Exhibition Dates: October 6–October 27, 2018
Opening Reception: Saturday, Oct 6, from 6–9 pm, in conjunction with Art for Art’s Sake
Gallery Location: 434 Julia Street, New Orleans, LA 70130
Hours: Tuesday–Saturday, 10 am–5 pm
Contact Info: 504.522.1999; www.arthurrogergallery.com
The Arthur Roger Gallery is pleased to present Joseph Havel: Library an exhibition of sculptures and paintings by Joseph Havel. The exhibition will be on view at Arthur Roger@434, located at 434 Julia Street, from October 6–27, 2018. The gallery will host an opening reception, with the artist in attendance, Saturday, October 6 from 6–9 pm in conjunction with Art for Arts’ Sake.

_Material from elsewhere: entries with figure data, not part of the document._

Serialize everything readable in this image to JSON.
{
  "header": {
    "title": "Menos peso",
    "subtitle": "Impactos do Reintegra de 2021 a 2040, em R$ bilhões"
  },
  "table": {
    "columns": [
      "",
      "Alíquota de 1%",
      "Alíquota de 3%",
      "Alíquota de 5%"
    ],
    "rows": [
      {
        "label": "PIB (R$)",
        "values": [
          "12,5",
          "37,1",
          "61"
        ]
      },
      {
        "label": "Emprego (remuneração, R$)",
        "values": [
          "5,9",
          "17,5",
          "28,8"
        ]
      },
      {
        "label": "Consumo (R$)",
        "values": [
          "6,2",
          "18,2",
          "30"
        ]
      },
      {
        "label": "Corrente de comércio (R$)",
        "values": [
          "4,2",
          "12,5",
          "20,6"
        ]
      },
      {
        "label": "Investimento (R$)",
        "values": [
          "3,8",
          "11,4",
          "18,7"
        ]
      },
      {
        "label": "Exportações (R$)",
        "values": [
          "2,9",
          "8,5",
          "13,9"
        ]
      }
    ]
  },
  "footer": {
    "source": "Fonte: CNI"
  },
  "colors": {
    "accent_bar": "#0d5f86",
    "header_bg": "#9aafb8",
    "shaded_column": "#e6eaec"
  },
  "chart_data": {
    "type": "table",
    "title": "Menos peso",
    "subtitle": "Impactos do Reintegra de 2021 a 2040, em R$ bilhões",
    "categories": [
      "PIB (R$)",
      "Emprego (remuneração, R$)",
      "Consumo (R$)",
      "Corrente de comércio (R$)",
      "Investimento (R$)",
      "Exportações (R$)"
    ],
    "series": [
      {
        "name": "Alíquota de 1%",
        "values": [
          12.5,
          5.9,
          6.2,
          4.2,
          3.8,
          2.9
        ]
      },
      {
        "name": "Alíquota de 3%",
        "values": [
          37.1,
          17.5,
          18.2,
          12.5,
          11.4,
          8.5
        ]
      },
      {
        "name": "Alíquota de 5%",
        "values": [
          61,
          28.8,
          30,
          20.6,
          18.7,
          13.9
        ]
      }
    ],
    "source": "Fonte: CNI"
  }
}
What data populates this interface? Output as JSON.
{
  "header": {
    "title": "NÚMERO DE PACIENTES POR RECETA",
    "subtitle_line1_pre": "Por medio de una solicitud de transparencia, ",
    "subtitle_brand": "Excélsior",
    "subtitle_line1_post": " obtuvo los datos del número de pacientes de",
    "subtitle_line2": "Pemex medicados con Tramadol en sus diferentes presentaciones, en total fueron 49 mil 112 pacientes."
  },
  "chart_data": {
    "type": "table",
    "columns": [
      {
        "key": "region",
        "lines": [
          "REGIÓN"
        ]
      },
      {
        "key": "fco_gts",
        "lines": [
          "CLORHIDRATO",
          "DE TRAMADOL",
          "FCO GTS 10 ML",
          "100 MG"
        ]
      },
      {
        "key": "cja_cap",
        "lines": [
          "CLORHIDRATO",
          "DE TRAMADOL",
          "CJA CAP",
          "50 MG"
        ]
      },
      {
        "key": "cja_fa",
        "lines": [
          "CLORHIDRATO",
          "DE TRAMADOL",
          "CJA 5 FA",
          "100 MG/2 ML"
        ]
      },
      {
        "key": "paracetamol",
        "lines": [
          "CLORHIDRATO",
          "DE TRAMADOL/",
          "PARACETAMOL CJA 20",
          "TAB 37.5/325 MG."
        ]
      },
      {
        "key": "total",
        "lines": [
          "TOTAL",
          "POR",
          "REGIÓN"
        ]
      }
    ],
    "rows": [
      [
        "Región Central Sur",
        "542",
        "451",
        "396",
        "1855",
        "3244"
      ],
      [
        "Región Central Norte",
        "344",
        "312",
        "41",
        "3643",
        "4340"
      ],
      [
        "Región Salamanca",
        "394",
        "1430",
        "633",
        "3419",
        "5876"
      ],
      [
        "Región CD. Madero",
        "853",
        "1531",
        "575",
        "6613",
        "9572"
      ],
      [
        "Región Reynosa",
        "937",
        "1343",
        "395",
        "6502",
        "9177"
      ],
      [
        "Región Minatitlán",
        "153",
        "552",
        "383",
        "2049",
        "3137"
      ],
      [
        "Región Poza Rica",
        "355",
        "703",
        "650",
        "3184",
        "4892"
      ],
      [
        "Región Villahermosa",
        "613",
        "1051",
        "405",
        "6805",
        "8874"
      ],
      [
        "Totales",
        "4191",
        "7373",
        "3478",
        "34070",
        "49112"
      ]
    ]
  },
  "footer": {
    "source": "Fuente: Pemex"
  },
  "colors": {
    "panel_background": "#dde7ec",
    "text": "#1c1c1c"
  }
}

The mixed media sculptures and drawings in this exhibition explore books as an image and idea. Books are vessels filled with the ideas of authors but through association, they fill with the reader’s memories, dreams, and speculation. Books form an architecture of accumulated knowledge which makes libraries cities of collected culture. Joseph Havel is interested in the physical and tangible presence of books as a representation of the less tangible realm of ideas. As we experience more of our mediated world digitally the physicality of books seems a resistance that asserts knowledge is concrete.
Joseph Havel is director of the Glassell School of Art at the Museum of Fine Arts Houston. In 2010, the Art League of Houston named Joseph Havel as “Texas Artist of the Year.” He was born in 1954 in Minneapolis and earned a Bachelor of Fine Arts at the University of Minnesota and a Master of Fine Arts at Penn State University. He has exhibited across the United States and abroad. His bronze sculpture “Exhaling Pearls,” from the collection of the Museum of Fine Arts Houston, was included in the 1995 exhibition “Twentieth Century American Sculpture at the White House.”
Joseph Havel was selected to participate in the 2000 Whitney Biennial and the 2001 Phoenix Triennial. In 2006, the Museum of Fine Arts Houston hosted the exhibition “Joseph Havel: A Decade of Sculpture 1996-2006.” In addition to the Museum of Fine Arts Houston, Havel’s work is in the collections of the Whitney Museum of American Art, the Dallas Museum of Art and the Modern Art Museum of Fort Worth.